In both figures, we observe that a Gaussian distribution better fits the data, though for the latter figure, there is significant deviation at age 32. This spike has a lot to do with the likes of Bradley Wiggins, Tom Boonen, Alejandro Valverde, and Simon Gerrans having banner years in 2012, taking 4 of the top 6 positions, not to mention Joaquim Rodriguez and Michele Scarponi’s great 2011 seasons putting them 3rd and 4th, respectively, in the WorldTour for that year.
However, a lot of the noise in the distribution may be a result of the way the World Tour ranking system is designed. The “worst” cyclists on this list (and there are quite a few), have only one point. Compare this to Philippe Gilbert in 2011 where he accumulated 718 points and enough wins to keep even the most ambitious amateur sandbagger content for their whole “career.” Does this make him 718 times better than those with only one point? I think not.
I turned to Pro Cycling Stats for a ranking system that put the performances of different professional cyclists in better context.5 They have their own points per age distribution that I encourage you to check out,6 but I feel that once we start getting past cyclist #300, the ranking starts to get a bit muddied as it’s so terribly hard to properly weight races and account for riders across country lines. Therefore, I stuck with a similar sample size as the World Tour – 250 riders. In Figures 5 and 6, I add the data from Pro Cycling Stats to Figures 3 and 4, normalizing both point values in the latter figure.
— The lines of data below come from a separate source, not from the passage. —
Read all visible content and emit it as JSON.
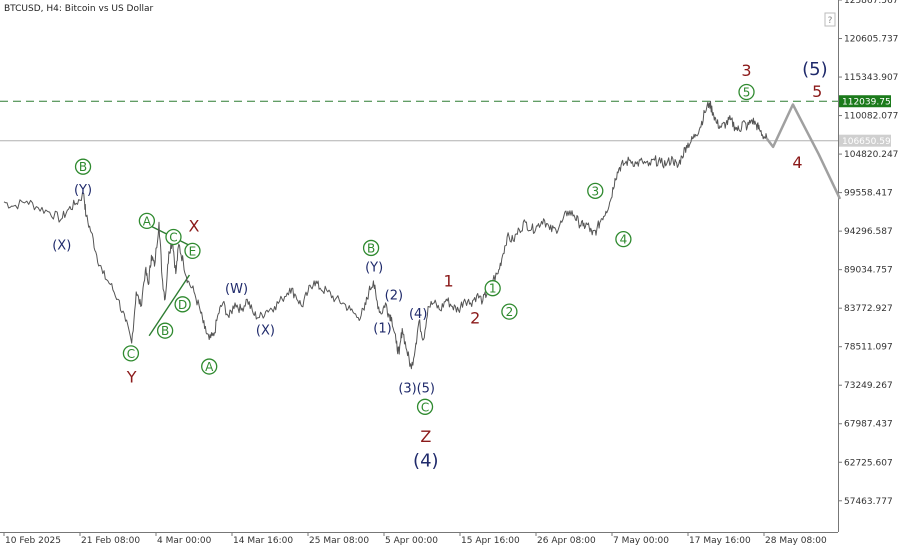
{
  "header": {
    "title": "BTCUSD, H4:  Bitcoin vs US Dollar"
  },
  "colors": {
    "price_line": "#555555",
    "forecast_line": "#a0a0a0",
    "red_label": "#8b1a1a",
    "navy_label": "#1f2a6b",
    "green_label": "#2f8a2f",
    "resistance_line": "#2e7d32",
    "current_price_line": "#b0b0b0",
    "resistance_badge": "#1b7a1b",
    "current_badge": "#cfcfcf"
  },
  "chart_data": {
    "type": "line",
    "symbol": "BTCUSD",
    "timeframe": "H4",
    "title": "BTCUSD, H4:  Bitcoin vs US Dollar",
    "x_ticks": [
      "10 Feb 2025",
      "21 Feb 08:00",
      "4 Mar 00:00",
      "14 Mar 16:00",
      "25 Mar 08:00",
      "5 Apr 00:00",
      "15 Apr 16:00",
      "26 Apr 08:00",
      "7 May 00:00",
      "17 May 16:00",
      "28 May 08:00"
    ],
    "y_ticks": [
      "125867.567",
      "120605.737",
      "115343.907",
      "110082.077",
      "104820.247",
      "99558.417",
      "94296.587",
      "89034.757",
      "83772.927",
      "78511.097",
      "73249.267",
      "67987.437",
      "62725.607",
      "57463.777"
    ],
    "ylim": [
      53200,
      125867.567
    ],
    "x_index_range": [
      0,
      11
    ],
    "price": [
      [
        0,
        98300
      ],
      [
        0.12,
        97700
      ],
      [
        0.3,
        98400
      ],
      [
        0.45,
        97500
      ],
      [
        0.6,
        96900
      ],
      [
        0.75,
        95900
      ],
      [
        0.85,
        97300
      ],
      [
        0.95,
        98100
      ],
      [
        1.05,
        99400
      ],
      [
        1.08,
        96300
      ],
      [
        1.15,
        94100
      ],
      [
        1.22,
        91000
      ],
      [
        1.3,
        88500
      ],
      [
        1.4,
        87000
      ],
      [
        1.5,
        85000
      ],
      [
        1.6,
        82000
      ],
      [
        1.68,
        79000
      ],
      [
        1.74,
        86000
      ],
      [
        1.8,
        84000
      ],
      [
        1.86,
        89000
      ],
      [
        1.9,
        87000
      ],
      [
        1.94,
        91000
      ],
      [
        1.98,
        89500
      ],
      [
        2.04,
        95500
      ],
      [
        2.08,
        88000
      ],
      [
        2.12,
        85000
      ],
      [
        2.17,
        91500
      ],
      [
        2.22,
        93000
      ],
      [
        2.26,
        88500
      ],
      [
        2.3,
        92500
      ],
      [
        2.36,
        90000
      ],
      [
        2.42,
        87500
      ],
      [
        2.5,
        86000
      ],
      [
        2.58,
        83500
      ],
      [
        2.64,
        81000
      ],
      [
        2.7,
        79500
      ],
      [
        2.76,
        80000
      ],
      [
        2.82,
        83000
      ],
      [
        2.88,
        84500
      ],
      [
        2.96,
        82500
      ],
      [
        3.04,
        84500
      ],
      [
        3.12,
        83500
      ],
      [
        3.2,
        85000
      ],
      [
        3.28,
        83000
      ],
      [
        3.36,
        82500
      ],
      [
        3.46,
        83500
      ],
      [
        3.56,
        84000
      ],
      [
        3.66,
        85000
      ],
      [
        3.76,
        86500
      ],
      [
        3.84,
        85500
      ],
      [
        3.92,
        84000
      ],
      [
        4.0,
        86000
      ],
      [
        4.08,
        87500
      ],
      [
        4.16,
        86500
      ],
      [
        4.26,
        86000
      ],
      [
        4.36,
        85000
      ],
      [
        4.46,
        84500
      ],
      [
        4.56,
        83500
      ],
      [
        4.66,
        82500
      ],
      [
        4.74,
        83500
      ],
      [
        4.8,
        86000
      ],
      [
        4.86,
        87500
      ],
      [
        4.9,
        85000
      ],
      [
        4.96,
        83000
      ],
      [
        5.02,
        84500
      ],
      [
        5.06,
        83000
      ],
      [
        5.1,
        82500
      ],
      [
        5.16,
        79000
      ],
      [
        5.2,
        77500
      ],
      [
        5.24,
        81000
      ],
      [
        5.3,
        78000
      ],
      [
        5.36,
        75500
      ],
      [
        5.42,
        79000
      ],
      [
        5.46,
        82000
      ],
      [
        5.52,
        79500
      ],
      [
        5.58,
        84000
      ],
      [
        5.66,
        84500
      ],
      [
        5.74,
        83500
      ],
      [
        5.82,
        85000
      ],
      [
        5.9,
        84000
      ],
      [
        5.98,
        83500
      ],
      [
        6.06,
        85000
      ],
      [
        6.14,
        84500
      ],
      [
        6.22,
        85500
      ],
      [
        6.3,
        84800
      ],
      [
        6.36,
        86000
      ],
      [
        6.42,
        87500
      ],
      [
        6.5,
        88500
      ],
      [
        6.56,
        91000
      ],
      [
        6.62,
        93500
      ],
      [
        6.7,
        93000
      ],
      [
        6.78,
        94500
      ],
      [
        6.86,
        95500
      ],
      [
        6.94,
        94500
      ],
      [
        7.02,
        95000
      ],
      [
        7.1,
        96000
      ],
      [
        7.18,
        94500
      ],
      [
        7.26,
        94500
      ],
      [
        7.34,
        95500
      ],
      [
        7.42,
        97000
      ],
      [
        7.5,
        96500
      ],
      [
        7.56,
        95500
      ],
      [
        7.62,
        95000
      ],
      [
        7.68,
        95200
      ],
      [
        7.74,
        93800
      ],
      [
        7.8,
        94500
      ],
      [
        7.86,
        96000
      ],
      [
        7.92,
        97000
      ],
      [
        7.98,
        98500
      ],
      [
        8.04,
        101500
      ],
      [
        8.1,
        103000
      ],
      [
        8.16,
        103500
      ],
      [
        8.24,
        104000
      ],
      [
        8.32,
        103500
      ],
      [
        8.4,
        103800
      ],
      [
        8.48,
        103200
      ],
      [
        8.56,
        104000
      ],
      [
        8.64,
        103600
      ],
      [
        8.72,
        103500
      ],
      [
        8.8,
        104200
      ],
      [
        8.86,
        103000
      ],
      [
        8.92,
        104500
      ],
      [
        8.98,
        106000
      ],
      [
        9.04,
        106500
      ],
      [
        9.1,
        107500
      ],
      [
        9.16,
        108500
      ],
      [
        9.22,
        110500
      ],
      [
        9.28,
        111800
      ],
      [
        9.33,
        110500
      ],
      [
        9.38,
        109000
      ],
      [
        9.44,
        108500
      ],
      [
        9.5,
        109000
      ],
      [
        9.56,
        109500
      ],
      [
        9.62,
        108500
      ],
      [
        9.68,
        108000
      ],
      [
        9.72,
        109200
      ],
      [
        9.78,
        108500
      ],
      [
        9.84,
        109500
      ],
      [
        9.9,
        108800
      ],
      [
        9.94,
        108200
      ],
      [
        10.0,
        107200
      ],
      [
        10.04,
        106900
      ]
    ],
    "forecast": [
      [
        10.04,
        106900
      ],
      [
        10.12,
        105800
      ],
      [
        10.38,
        111600
      ],
      [
        10.72,
        104800
      ],
      [
        11.0,
        98700
      ]
    ],
    "horizontal_lines": [
      {
        "value": 112039.758,
        "label": "112039.758",
        "style": "dashed"
      },
      {
        "value": 106650.59,
        "label": "106650.590",
        "style": "solid"
      }
    ],
    "trendlines": [
      [
        [
          1.85,
          95400
        ],
        [
          2.45,
          92300
        ]
      ],
      [
        [
          1.91,
          80000
        ],
        [
          2.44,
          88300
        ]
      ]
    ],
    "wave_labels": [
      {
        "text": "B",
        "x": 1.04,
        "y": 103100,
        "color": "green",
        "circle": true
      },
      {
        "text": "(Y)",
        "x": 1.04,
        "y": 100000,
        "color": "navy"
      },
      {
        "text": "(X)",
        "x": 0.76,
        "y": 92400,
        "color": "navy"
      },
      {
        "text": "A",
        "x": 1.88,
        "y": 95700,
        "color": "green",
        "circle": true
      },
      {
        "text": "C",
        "x": 2.23,
        "y": 93500,
        "color": "green",
        "circle": true
      },
      {
        "text": "X",
        "x": 2.5,
        "y": 95000,
        "color": "red"
      },
      {
        "text": "E",
        "x": 2.48,
        "y": 91600,
        "color": "green",
        "circle": true
      },
      {
        "text": "D",
        "x": 2.35,
        "y": 84300,
        "color": "green",
        "circle": true
      },
      {
        "text": "B",
        "x": 2.12,
        "y": 80700,
        "color": "green",
        "circle": true
      },
      {
        "text": "C",
        "x": 1.67,
        "y": 77600,
        "color": "green",
        "circle": true
      },
      {
        "text": "Y",
        "x": 1.68,
        "y": 74400,
        "color": "red"
      },
      {
        "text": "A",
        "x": 2.7,
        "y": 75800,
        "color": "green",
        "circle": true
      },
      {
        "text": "(W)",
        "x": 3.06,
        "y": 86500,
        "color": "navy"
      },
      {
        "text": "(X)",
        "x": 3.44,
        "y": 80800,
        "color": "navy"
      },
      {
        "text": "B",
        "x": 4.83,
        "y": 92000,
        "color": "green",
        "circle": true
      },
      {
        "text": "(Y)",
        "x": 4.87,
        "y": 89400,
        "color": "navy"
      },
      {
        "text": "(2)",
        "x": 5.13,
        "y": 85600,
        "color": "navy"
      },
      {
        "text": "(1)",
        "x": 4.98,
        "y": 81100,
        "color": "navy"
      },
      {
        "text": "(4)",
        "x": 5.45,
        "y": 83100,
        "color": "navy"
      },
      {
        "text": "(3)",
        "x": 5.31,
        "y": 72900,
        "color": "navy"
      },
      {
        "text": "(5)",
        "x": 5.55,
        "y": 72900,
        "color": "navy"
      },
      {
        "text": "C",
        "x": 5.54,
        "y": 70300,
        "color": "green",
        "circle": true
      },
      {
        "text": "Z",
        "x": 5.55,
        "y": 66300,
        "color": "red"
      },
      {
        "text": "(4)",
        "x": 5.55,
        "y": 63000,
        "color": "navy"
      },
      {
        "text": "1",
        "x": 5.85,
        "y": 87500,
        "color": "red"
      },
      {
        "text": "2",
        "x": 6.2,
        "y": 82500,
        "color": "red"
      },
      {
        "text": "1",
        "x": 6.43,
        "y": 86500,
        "color": "green",
        "circle": true
      },
      {
        "text": "2",
        "x": 6.65,
        "y": 83300,
        "color": "green",
        "circle": true
      },
      {
        "text": "3",
        "x": 7.78,
        "y": 99800,
        "color": "green",
        "circle": true
      },
      {
        "text": "4",
        "x": 8.15,
        "y": 93200,
        "color": "green",
        "circle": true
      },
      {
        "text": "3",
        "x": 9.77,
        "y": 116300,
        "color": "red"
      },
      {
        "text": "5",
        "x": 9.77,
        "y": 113300,
        "color": "green",
        "circle": true
      },
      {
        "text": "(5)",
        "x": 10.67,
        "y": 116500,
        "color": "navy"
      },
      {
        "text": "5",
        "x": 10.7,
        "y": 113400,
        "color": "red"
      },
      {
        "text": "4",
        "x": 10.44,
        "y": 103700,
        "color": "red"
      }
    ]
  }
}
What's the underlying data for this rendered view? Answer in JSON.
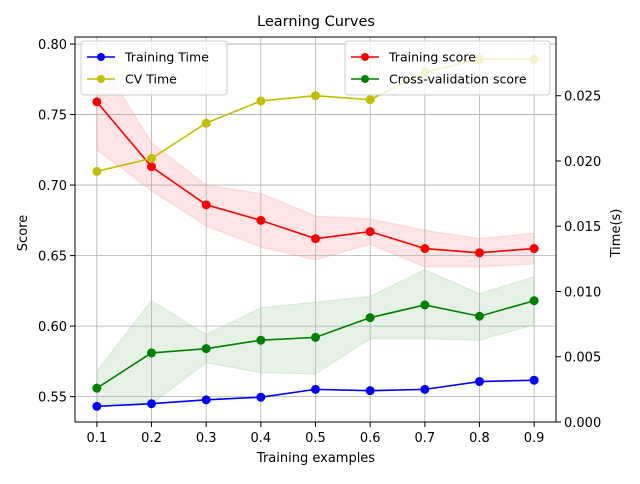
{
  "chart_data": {
    "type": "line",
    "title": "Learning Curves",
    "xlabel": "Training examples",
    "ylabel_left": "Score",
    "ylabel_right": "Time(s)",
    "x": [
      0.1,
      0.2,
      0.3,
      0.4,
      0.5,
      0.6,
      0.7,
      0.8,
      0.9
    ],
    "xlim": [
      0.06,
      0.94
    ],
    "ylim_left": [
      0.532,
      0.805
    ],
    "ylim_right": [
      0.0,
      0.0295
    ],
    "grid": true,
    "x_ticks": [
      "0.1",
      "0.2",
      "0.3",
      "0.4",
      "0.5",
      "0.6",
      "0.7",
      "0.8",
      "0.9"
    ],
    "y_left_ticks": [
      "0.55",
      "0.60",
      "0.65",
      "0.70",
      "0.75",
      "0.80"
    ],
    "y_right_ticks": [
      "0.000",
      "0.005",
      "0.010",
      "0.015",
      "0.020",
      "0.025"
    ],
    "score_series": [
      {
        "name": "Training score",
        "color": "#ff0000",
        "band_color": "#ff0000",
        "values": [
          0.759,
          0.713,
          0.686,
          0.675,
          0.662,
          0.667,
          0.655,
          0.652,
          0.655
        ],
        "lower": [
          0.725,
          0.696,
          0.671,
          0.656,
          0.647,
          0.658,
          0.642,
          0.642,
          0.644
        ],
        "upper": [
          0.793,
          0.73,
          0.7,
          0.694,
          0.678,
          0.676,
          0.668,
          0.662,
          0.666
        ]
      },
      {
        "name": "Cross-validation score",
        "color": "#008000",
        "band_color": "#008000",
        "values": [
          0.556,
          0.581,
          0.584,
          0.59,
          0.592,
          0.606,
          0.615,
          0.607,
          0.618
        ],
        "lower": [
          0.545,
          0.545,
          0.574,
          0.567,
          0.566,
          0.591,
          0.591,
          0.59,
          0.601
        ],
        "upper": [
          0.568,
          0.618,
          0.594,
          0.613,
          0.617,
          0.621,
          0.64,
          0.623,
          0.635
        ]
      }
    ],
    "time_series": [
      {
        "name": "Training Time",
        "color": "#0000ff",
        "values": [
          0.0012,
          0.0014,
          0.0017,
          0.0019,
          0.0025,
          0.0024,
          0.0025,
          0.0031,
          0.0032
        ]
      },
      {
        "name": "CV Time",
        "color": "#bfbf00",
        "values": [
          0.0192,
          0.0202,
          0.0229,
          0.0246,
          0.025,
          0.0247,
          0.0268,
          0.0278,
          0.0278
        ]
      }
    ],
    "legend_left": {
      "placement": "top-left",
      "entries": [
        "Training Time",
        "CV Time"
      ]
    },
    "legend_right": {
      "placement": "top-right",
      "entries": [
        "Training score",
        "Cross-validation score"
      ]
    }
  }
}
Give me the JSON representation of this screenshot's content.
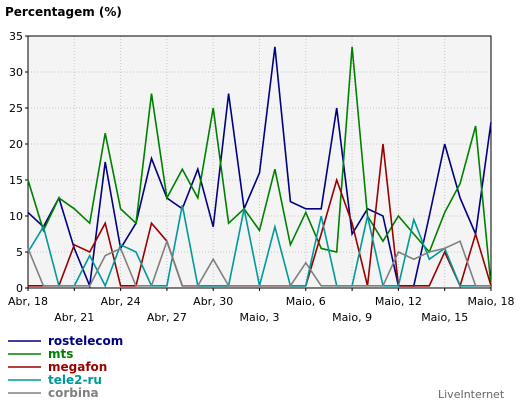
{
  "chart_data": {
    "type": "line",
    "title": "Percentagem (%)",
    "credit": "LiveInternet",
    "ylim": [
      0,
      35
    ],
    "y_ticks": [
      0,
      5,
      10,
      15,
      20,
      25,
      30,
      35
    ],
    "grid": true,
    "legend_position": "bottom-left",
    "x_tick_labels": [
      {
        "label": "Abr, 18",
        "x": 0,
        "row": 1
      },
      {
        "label": "Abr, 21",
        "x": 3,
        "row": 2
      },
      {
        "label": "Abr, 24",
        "x": 6,
        "row": 1
      },
      {
        "label": "Abr, 27",
        "x": 9,
        "row": 2
      },
      {
        "label": "Abr, 30",
        "x": 12,
        "row": 1
      },
      {
        "label": "Maio, 3",
        "x": 15,
        "row": 2
      },
      {
        "label": "Maio, 6",
        "x": 18,
        "row": 1
      },
      {
        "label": "Maio, 9",
        "x": 21,
        "row": 2
      },
      {
        "label": "Maio, 12",
        "x": 24,
        "row": 1
      },
      {
        "label": "Maio, 15",
        "x": 27,
        "row": 2
      },
      {
        "label": "Maio, 18",
        "x": 30,
        "row": 1
      }
    ],
    "series": [
      {
        "name": "rostelecom",
        "color": "#000080",
        "values": [
          10.5,
          8.5,
          12.5,
          5.5,
          0.3,
          17.5,
          5.5,
          9,
          18,
          12.5,
          11,
          16.5,
          8.5,
          27,
          11,
          16,
          33.5,
          12,
          11,
          11,
          25,
          7.5,
          11,
          10,
          0.3,
          0.3,
          10,
          20,
          12.5,
          7.5,
          23
        ]
      },
      {
        "name": "mts",
        "color": "#008000",
        "values": [
          15,
          8,
          12.5,
          11,
          9,
          21.5,
          11,
          9,
          27,
          12.5,
          16.5,
          12.5,
          25,
          9,
          11,
          8,
          16.5,
          6,
          10.5,
          5.5,
          5,
          33.5,
          10,
          6.5,
          10,
          7.5,
          5,
          10.5,
          14.5,
          22.5,
          0.3
        ]
      },
      {
        "name": "megafon",
        "color": "#990000",
        "values": [
          0.3,
          0.3,
          0.3,
          6,
          5,
          9,
          0.3,
          0.3,
          9,
          6.5,
          0.3,
          0.3,
          0.3,
          0.3,
          0.3,
          0.3,
          0.3,
          0.3,
          0.3,
          7.5,
          15,
          9,
          0.3,
          20,
          0.3,
          0.3,
          0.3,
          5,
          0.3,
          7.5,
          0.3
        ]
      },
      {
        "name": "tele2-ru",
        "color": "#009999",
        "values": [
          5,
          8.5,
          0.3,
          0.3,
          4.5,
          0.3,
          6,
          5,
          0.3,
          0.3,
          11.5,
          0.3,
          0.3,
          0.3,
          11,
          0.3,
          8.5,
          0.3,
          0.3,
          10,
          0.3,
          0.3,
          10,
          0.3,
          0.3,
          9.5,
          4,
          5.5,
          0.3,
          0.3,
          0.3
        ]
      },
      {
        "name": "corbina",
        "color": "#808080",
        "values": [
          5.5,
          0.3,
          0.3,
          0.3,
          0.3,
          4.5,
          5.5,
          0.3,
          0.3,
          6.5,
          0.3,
          0.3,
          4,
          0.3,
          0.3,
          0.3,
          0.3,
          0.3,
          3.5,
          0.3,
          0.3,
          0.3,
          0.3,
          0.3,
          5,
          4,
          5,
          5.5,
          6.5,
          0.3,
          0.3
        ]
      }
    ]
  }
}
In Figure 5, we see that the Pro Cycling Stats and World Tour populations exhibit a nearly-identical trend. However, in Figure 6, we observe that the Pro Cycling Stats model has significantly less noise, due in large part to the nature of their points-allocation style.
If we imagine a Gaussian curve over the data, we might conclude from the data that peak cycling performance is achieved between the ages of 26 and 28. That being said, I think it’s quite likely 2011-2013 were just bad years on the whole for riders aged 29-31, and that as the years progress and more data is presented, we might see performances of the middle-aged (relatively speaking) cyclists approach or even match those of their younger competitors.
Pro Cycling Stats has ranking data as far back as 2005, but as far as I’m concerned, every performance in those years should be subject to significant skepticism. It’s like comparing football quarterbacks from different eras – there’s just a completely altered climate that inserts so much murkiness (e.g. older riders might have been better at doping and getting away with it).
As expected, there is a clear correlation between cyclist age and their performance as measured by results-based ranking systems. From the last three years, the data indicates that the average rider will reach their peak around age 27, though it will be interesting to see how the distribution fills out as the seasons progress.
As I was compiling the age information for many of the cyclists, I noticed that the birthdays tended to be earlier on in the year. If so, perhaps this is a byproduct of the ‘racing age’ organization that cycling has adopted. If you’ve read Outliers by Malcolm Gladwell, you will be familiar with this phenomenon. Athletes born earlier in the year are more developed than their slightly younger counterparts, and therefore get more attention and support from coaches, amplifying this difference all the way to the professional level. Perhaps a subject for another analysis.
Thanks for reading.
1 I know, I know, cycling hardly qualifies as ‘major’ in the States, but from an international perspective, I have no qualms calling it ‘major.’
2 If I never heard or saw the term ‘VAM’ again in my life, I think I would die a very happy man.
3 And women. This analysis focuses on the male professional peloton as there are more (and better recorded) data.
4 ‘Age,’ used throughout this post, means racing age, the oldest age one will be in the current year.
5 You can find all the rankings here.
6 You can find Pro Cycling Stat’s age distribution here.